Les dix événements météorologiques les plus marquants de 2010 : évènement trois

Table des matières

3. De la sécheresse aux inondations dans les Prairies

Carte du Canada montrant les zones du sud de l’Alberta, de la Saskatchewan et du Manitoba qui ont d’abord été confrontées à des conditions climatiques sèches, puis humides.

Avant que ne débute la saison de croissance, les propriétaires de ranch de l'Ouest ont dit n'avoir jamais vu un printemps aussi sec. À Camrose en Alberta, on a signalé une sécheresse avant le mois d'avril et, à l'échelle des Prairies, les producteurs agricoles espéraient des précipitations et priaient pour qu'il pleuve.

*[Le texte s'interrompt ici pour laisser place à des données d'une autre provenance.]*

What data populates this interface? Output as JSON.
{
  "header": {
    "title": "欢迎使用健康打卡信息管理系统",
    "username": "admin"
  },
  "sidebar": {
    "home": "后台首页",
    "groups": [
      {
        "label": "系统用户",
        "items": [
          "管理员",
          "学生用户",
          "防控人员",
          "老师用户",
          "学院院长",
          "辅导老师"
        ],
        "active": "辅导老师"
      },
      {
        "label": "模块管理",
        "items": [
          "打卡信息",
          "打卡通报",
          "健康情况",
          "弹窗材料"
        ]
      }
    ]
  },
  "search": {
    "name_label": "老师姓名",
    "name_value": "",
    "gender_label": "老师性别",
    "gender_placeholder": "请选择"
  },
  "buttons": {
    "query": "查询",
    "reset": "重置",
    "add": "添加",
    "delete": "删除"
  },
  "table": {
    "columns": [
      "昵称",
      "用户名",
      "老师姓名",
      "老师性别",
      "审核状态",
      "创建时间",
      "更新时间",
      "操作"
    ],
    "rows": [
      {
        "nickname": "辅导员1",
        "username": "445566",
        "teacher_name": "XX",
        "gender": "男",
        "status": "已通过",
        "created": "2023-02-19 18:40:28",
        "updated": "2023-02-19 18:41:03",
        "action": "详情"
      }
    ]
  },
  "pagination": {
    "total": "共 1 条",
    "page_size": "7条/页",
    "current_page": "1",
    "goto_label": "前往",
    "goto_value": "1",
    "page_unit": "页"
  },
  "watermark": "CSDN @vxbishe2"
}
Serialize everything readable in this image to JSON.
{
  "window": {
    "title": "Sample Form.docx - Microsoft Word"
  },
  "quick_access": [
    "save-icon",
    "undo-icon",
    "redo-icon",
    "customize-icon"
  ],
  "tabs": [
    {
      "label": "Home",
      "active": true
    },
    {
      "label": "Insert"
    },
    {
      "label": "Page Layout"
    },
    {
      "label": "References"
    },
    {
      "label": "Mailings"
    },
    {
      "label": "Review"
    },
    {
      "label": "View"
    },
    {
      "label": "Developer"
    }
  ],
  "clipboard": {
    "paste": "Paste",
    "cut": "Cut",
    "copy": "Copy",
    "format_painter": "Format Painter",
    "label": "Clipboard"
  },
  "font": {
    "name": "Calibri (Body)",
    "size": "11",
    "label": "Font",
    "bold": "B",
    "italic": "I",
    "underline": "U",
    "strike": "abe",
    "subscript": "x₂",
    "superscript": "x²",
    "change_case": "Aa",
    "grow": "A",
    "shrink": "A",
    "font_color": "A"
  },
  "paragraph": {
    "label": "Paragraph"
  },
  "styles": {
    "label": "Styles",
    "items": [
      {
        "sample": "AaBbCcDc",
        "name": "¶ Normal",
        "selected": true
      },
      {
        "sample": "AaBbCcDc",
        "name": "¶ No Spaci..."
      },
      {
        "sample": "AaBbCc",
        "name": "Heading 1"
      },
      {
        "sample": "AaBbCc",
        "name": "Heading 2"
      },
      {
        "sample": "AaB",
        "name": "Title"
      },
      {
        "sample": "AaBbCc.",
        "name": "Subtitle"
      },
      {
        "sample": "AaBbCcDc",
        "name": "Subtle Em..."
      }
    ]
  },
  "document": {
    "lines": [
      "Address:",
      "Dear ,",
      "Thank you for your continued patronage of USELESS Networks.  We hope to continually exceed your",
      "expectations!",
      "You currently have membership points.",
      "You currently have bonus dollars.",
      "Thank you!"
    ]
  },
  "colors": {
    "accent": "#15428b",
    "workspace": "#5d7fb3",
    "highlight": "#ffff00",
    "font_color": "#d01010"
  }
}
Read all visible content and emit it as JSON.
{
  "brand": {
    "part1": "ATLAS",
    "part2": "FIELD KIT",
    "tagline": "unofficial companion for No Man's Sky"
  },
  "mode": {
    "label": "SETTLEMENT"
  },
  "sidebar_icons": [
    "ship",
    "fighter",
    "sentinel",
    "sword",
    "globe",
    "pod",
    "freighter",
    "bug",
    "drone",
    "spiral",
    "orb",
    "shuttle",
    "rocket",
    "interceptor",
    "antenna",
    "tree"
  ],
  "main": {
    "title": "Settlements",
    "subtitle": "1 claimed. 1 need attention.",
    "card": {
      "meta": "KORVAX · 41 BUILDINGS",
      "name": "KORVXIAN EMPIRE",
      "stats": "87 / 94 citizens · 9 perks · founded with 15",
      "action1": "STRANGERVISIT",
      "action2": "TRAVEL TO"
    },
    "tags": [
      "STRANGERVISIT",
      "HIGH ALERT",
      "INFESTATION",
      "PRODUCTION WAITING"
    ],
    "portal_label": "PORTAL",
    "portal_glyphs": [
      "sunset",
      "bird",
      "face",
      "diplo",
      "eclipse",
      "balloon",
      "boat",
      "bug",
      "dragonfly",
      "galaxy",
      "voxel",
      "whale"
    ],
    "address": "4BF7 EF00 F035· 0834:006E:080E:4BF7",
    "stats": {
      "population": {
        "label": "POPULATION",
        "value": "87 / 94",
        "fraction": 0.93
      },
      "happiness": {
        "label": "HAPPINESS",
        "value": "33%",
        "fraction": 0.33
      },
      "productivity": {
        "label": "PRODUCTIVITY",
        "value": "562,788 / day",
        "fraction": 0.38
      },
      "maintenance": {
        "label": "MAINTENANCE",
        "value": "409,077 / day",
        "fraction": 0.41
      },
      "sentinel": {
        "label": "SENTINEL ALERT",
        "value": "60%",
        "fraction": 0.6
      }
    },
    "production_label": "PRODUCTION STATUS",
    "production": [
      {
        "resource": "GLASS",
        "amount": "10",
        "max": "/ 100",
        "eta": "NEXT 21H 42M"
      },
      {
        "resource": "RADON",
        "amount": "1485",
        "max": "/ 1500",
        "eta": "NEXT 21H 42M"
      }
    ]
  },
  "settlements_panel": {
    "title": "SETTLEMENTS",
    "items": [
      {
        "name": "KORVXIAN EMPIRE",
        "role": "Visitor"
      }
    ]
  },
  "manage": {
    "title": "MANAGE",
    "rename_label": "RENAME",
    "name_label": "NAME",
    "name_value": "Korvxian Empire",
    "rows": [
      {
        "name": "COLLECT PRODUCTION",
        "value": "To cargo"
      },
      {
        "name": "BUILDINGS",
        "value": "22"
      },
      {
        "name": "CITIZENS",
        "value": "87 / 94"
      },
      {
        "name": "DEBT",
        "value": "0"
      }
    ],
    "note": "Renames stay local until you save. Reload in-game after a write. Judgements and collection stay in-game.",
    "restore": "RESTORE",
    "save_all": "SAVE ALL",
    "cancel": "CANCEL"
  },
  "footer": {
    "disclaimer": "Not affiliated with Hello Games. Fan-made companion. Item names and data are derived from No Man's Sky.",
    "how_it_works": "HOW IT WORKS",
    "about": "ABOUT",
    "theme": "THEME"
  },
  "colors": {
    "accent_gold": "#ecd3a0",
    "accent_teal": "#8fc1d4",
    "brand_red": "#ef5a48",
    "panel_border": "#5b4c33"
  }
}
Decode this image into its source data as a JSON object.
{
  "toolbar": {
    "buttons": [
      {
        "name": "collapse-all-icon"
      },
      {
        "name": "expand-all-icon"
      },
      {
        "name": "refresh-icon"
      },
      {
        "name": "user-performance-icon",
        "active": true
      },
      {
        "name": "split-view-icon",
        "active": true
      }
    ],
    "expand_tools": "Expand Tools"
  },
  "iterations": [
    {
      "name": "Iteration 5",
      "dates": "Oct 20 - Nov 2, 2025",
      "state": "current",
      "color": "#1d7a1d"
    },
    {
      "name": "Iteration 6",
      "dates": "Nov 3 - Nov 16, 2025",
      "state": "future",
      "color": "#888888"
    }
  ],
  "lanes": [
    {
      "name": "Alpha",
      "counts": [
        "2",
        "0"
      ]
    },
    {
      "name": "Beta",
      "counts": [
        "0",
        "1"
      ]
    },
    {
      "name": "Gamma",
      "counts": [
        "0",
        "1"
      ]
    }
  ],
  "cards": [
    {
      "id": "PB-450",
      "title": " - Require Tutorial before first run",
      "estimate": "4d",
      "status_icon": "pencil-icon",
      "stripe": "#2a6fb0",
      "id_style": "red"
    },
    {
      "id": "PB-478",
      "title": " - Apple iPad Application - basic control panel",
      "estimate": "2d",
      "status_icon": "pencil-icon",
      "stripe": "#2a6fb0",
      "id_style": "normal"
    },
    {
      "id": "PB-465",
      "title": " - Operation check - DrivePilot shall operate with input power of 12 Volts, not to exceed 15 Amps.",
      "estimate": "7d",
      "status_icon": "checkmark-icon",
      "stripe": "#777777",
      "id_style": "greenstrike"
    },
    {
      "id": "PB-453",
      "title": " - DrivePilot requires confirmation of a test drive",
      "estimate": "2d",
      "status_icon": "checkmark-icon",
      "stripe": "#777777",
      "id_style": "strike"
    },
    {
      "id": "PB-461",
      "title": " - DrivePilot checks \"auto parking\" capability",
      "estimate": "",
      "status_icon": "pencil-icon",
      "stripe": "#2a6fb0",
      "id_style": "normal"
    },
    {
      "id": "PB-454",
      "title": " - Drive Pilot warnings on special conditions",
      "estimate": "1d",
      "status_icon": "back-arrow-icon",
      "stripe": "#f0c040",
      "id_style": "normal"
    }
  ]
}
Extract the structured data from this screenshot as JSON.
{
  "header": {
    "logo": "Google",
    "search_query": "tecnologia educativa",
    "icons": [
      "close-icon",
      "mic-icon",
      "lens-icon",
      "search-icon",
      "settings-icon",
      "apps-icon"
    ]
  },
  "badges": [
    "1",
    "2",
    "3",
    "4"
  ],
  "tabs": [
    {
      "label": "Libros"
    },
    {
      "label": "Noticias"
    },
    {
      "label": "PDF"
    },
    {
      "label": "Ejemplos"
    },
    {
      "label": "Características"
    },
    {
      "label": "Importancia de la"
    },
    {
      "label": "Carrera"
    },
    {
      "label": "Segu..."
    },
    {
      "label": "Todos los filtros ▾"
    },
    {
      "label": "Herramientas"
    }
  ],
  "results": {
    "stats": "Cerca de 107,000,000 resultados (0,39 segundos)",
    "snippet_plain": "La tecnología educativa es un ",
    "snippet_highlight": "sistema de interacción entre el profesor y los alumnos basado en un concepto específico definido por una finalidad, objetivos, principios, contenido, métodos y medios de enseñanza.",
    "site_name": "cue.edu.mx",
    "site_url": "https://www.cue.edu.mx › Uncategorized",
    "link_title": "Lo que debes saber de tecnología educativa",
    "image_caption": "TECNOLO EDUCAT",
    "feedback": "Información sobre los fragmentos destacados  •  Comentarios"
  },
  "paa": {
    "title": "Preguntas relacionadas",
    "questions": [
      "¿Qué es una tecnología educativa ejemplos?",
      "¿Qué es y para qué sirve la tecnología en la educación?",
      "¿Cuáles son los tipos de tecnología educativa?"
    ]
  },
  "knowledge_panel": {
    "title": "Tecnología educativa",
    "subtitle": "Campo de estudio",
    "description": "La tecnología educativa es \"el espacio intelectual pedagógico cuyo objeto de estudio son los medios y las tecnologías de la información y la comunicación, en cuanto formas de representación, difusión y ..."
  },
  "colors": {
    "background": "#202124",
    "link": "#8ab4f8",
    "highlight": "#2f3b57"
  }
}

Toutefois, cette sécheresse d'une décennie avait convaincu la plupart d'entre eux qu'il s'agirait encore d'une saison de croissance sèche. La couche de neige étant à son minimum et les précipitations ayant été les plus faibles jamais enregistrées entre janvier et mars, l'hiver 2010 n'a pas permis aux cultivateurs d'être fort optimistes.

Eaux de crue traversant l’autoroute 1, tout juste à l’ouest de Maple Creek, en Saskatchewan. Kevin Wingert © Régie des bassins hydrographiques de la Saskatchewan, 2010.

Les températures au-dessus des normales au printemps annonçaient une plantation précoce dans les zones de culture du sud et de l'ouest et, à la mi-avril, presque miraculeusement, il s'est mis à pleuvoir. Cependant, alors que les précipitations ne diminuaient pas, les inquiétudes concernant la sécheresse se sont vites transformées en craintes d'inondation. Dès la mi-mai, les agriculteurs imploraient le retour du temps sec afin qu'ils puissent au moins aller dans leurs champs. En avril et en mai, il est tombé deux fois plus de pluie et de neige que la normale, faisant de 2009 (le printemps le plus sec depuis 51 ans) et de 2010 (le plus humide) des années complètement opposées. La circulation météorologique sur l'Ouest était lente et monotone, une ou deux tempêtes par semaine assurant fraîcheur et humidité dans la partie sud des Prairies selon un courant nord-ouest. La persistance des précipitations jusqu'en juin n'a fait qu'accroître l'inquiétude des agriculteurs. Près du quart de la culture céréalière des Prairies n'en était pas encore à l'étape de la semence ou était toujours sous l'eau au milieu du mois. La Commission canadienne du blé a estimé qu'entre 3 et 5 millions d'hectares n'ont pas été plantés – il s'agit de la plus grande superficie abandonnée dans l'Ouest du Canada depuis 1971. L'été n'a apporté aucun changement. Si le printemps fut trop humide pour la semence, l'été le fut trop pour la croissance. Étant donné la rareté de jours chauds et de soleil, l'eau ne s'évaporait pas et les plants n'atteignaient pas la maturité. Toutefois, les températures tièdes de juillet ont apporté suffisamment de chaleur pour déclencher des orages et de la grêle. Calgary n'a connu qu'une journée où les températures ont dépassé les 30° C, et ce, pas avant le 26 août. Edmonton n'a connu qu'une journée où les températures ont dépassé les 30° C, le 18 mai.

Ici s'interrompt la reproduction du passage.